When Bea reunited with Finn, TV Weeks Amy Hadley quipped: "It's the Neighbours re-coupling we never expected." During the 35th anniversary episodes, Daniel Kilkelly commented "Poor Bea has learned the hard way that dating a supervillain with amnesia on Ramsay Street was never going to end well." Bea's romantic woes with Nathan and Levi led Joe Julians of the Radio Times to state that the character's "run of bad men luck continues", before adding "things have not gone smoothly for Bea Nilsson (Bonnie Anderson) in Neighbours when it comes to her love life – her last boyfriend was Finn Kelly after all." A writer for 10Play stated that "2020 has been quite the rollercoaster" for the character. They were "rooting" for Bea and Levi to become a couple, explaining that they were both "hotties" and Bea deserved to be with someone she could let down her walls with.
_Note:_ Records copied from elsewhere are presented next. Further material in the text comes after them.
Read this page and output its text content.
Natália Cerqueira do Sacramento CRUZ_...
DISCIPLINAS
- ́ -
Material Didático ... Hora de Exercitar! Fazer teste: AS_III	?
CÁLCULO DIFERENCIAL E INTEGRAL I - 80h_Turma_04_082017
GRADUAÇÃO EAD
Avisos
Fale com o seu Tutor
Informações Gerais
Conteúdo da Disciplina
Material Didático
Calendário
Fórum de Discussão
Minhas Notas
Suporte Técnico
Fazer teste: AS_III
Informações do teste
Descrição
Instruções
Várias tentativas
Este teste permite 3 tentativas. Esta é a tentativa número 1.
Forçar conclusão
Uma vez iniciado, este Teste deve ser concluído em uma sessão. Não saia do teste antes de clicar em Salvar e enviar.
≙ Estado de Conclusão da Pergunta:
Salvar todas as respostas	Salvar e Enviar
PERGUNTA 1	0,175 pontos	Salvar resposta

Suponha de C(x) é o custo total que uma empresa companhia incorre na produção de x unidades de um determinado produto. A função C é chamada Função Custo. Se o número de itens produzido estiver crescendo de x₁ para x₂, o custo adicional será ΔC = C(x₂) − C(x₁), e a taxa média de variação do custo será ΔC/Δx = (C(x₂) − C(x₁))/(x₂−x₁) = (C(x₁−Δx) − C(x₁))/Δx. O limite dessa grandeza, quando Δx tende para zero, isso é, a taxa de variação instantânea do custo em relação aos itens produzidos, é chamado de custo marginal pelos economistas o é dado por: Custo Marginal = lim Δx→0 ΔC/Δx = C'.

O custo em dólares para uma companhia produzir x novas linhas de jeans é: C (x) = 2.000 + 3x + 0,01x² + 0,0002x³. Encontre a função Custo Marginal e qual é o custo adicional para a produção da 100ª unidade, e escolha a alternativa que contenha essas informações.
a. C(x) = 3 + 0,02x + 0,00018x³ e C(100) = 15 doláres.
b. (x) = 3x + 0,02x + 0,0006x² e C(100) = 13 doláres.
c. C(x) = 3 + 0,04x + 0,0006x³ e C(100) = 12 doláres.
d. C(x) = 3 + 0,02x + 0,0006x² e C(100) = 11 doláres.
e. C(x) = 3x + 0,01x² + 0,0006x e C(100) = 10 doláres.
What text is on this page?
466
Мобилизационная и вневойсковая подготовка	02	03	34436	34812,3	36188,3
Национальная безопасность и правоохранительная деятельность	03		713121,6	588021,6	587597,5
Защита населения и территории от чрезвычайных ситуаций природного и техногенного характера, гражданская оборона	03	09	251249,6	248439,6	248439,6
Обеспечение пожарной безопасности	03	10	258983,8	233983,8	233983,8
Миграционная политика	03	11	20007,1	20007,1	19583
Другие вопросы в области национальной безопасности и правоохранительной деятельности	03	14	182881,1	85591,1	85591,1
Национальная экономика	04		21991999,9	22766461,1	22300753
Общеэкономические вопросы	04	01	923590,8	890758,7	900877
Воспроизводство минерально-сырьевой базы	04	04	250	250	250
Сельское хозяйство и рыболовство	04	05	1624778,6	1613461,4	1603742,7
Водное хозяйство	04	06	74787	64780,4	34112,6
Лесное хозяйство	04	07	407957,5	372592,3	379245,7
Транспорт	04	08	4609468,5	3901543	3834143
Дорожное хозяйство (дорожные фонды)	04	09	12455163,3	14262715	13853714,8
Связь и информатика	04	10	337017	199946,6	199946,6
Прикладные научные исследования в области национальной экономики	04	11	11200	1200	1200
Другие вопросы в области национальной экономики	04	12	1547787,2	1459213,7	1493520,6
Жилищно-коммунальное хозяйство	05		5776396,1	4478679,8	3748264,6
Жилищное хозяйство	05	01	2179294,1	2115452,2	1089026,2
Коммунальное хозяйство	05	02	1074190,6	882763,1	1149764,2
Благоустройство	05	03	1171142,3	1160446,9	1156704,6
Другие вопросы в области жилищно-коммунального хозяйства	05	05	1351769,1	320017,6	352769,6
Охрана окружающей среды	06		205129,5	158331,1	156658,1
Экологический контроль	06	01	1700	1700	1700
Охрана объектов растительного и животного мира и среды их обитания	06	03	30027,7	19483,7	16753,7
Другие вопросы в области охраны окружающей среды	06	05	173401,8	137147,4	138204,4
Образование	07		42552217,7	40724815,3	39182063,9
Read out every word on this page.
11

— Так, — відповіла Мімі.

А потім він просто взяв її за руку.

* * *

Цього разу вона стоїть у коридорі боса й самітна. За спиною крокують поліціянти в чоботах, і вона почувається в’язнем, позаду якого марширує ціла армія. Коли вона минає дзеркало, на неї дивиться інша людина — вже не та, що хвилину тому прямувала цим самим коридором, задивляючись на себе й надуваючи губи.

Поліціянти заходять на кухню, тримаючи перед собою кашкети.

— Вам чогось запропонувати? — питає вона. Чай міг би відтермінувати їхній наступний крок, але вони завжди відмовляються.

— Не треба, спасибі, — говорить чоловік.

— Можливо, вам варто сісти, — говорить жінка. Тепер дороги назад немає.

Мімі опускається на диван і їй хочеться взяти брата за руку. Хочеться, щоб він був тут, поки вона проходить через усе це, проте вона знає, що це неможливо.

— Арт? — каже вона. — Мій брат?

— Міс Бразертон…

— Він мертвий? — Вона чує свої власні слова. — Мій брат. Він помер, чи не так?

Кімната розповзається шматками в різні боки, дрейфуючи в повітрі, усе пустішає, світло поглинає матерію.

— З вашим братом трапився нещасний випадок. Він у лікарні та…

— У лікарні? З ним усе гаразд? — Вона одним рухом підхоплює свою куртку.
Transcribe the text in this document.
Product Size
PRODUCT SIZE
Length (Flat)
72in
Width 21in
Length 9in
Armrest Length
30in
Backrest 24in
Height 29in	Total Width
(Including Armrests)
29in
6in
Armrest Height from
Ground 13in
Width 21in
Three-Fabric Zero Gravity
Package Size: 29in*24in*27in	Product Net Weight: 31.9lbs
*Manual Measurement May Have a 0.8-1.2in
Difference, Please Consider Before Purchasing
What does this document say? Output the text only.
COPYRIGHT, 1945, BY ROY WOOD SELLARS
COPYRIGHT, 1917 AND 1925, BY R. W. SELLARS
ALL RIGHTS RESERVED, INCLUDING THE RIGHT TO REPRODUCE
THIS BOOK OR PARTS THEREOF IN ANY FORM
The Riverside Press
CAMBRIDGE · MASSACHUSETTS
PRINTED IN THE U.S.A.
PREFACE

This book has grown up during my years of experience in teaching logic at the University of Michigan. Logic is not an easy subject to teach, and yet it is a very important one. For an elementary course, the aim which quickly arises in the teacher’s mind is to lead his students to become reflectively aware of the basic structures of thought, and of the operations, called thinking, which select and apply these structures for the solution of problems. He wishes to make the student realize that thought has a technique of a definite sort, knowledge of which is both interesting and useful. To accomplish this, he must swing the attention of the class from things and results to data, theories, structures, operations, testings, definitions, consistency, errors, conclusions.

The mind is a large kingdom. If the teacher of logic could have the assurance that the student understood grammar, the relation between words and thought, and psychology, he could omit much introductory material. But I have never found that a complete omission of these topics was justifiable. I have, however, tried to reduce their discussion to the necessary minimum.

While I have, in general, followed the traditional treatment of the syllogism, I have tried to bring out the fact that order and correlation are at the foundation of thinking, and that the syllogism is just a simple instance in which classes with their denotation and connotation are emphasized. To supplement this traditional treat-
When Bea broke up with Levi, the publication's Johnathon Hughes joked that she "finally admits what the universe (and the storylines) have been trying to tell her for weeks – her and Levi Canning (Richie Morris) are doomed." Hughes later summed up Bea and Levi's "short-lived relationship", saying "his cousin poisoned her with some dodgy pies, he accidentally got her fired from her job, she broadcast her doubts about their future on a podcast for everyone to hear... No wonder she's decided to call it a day and leave Ramsay Street for good."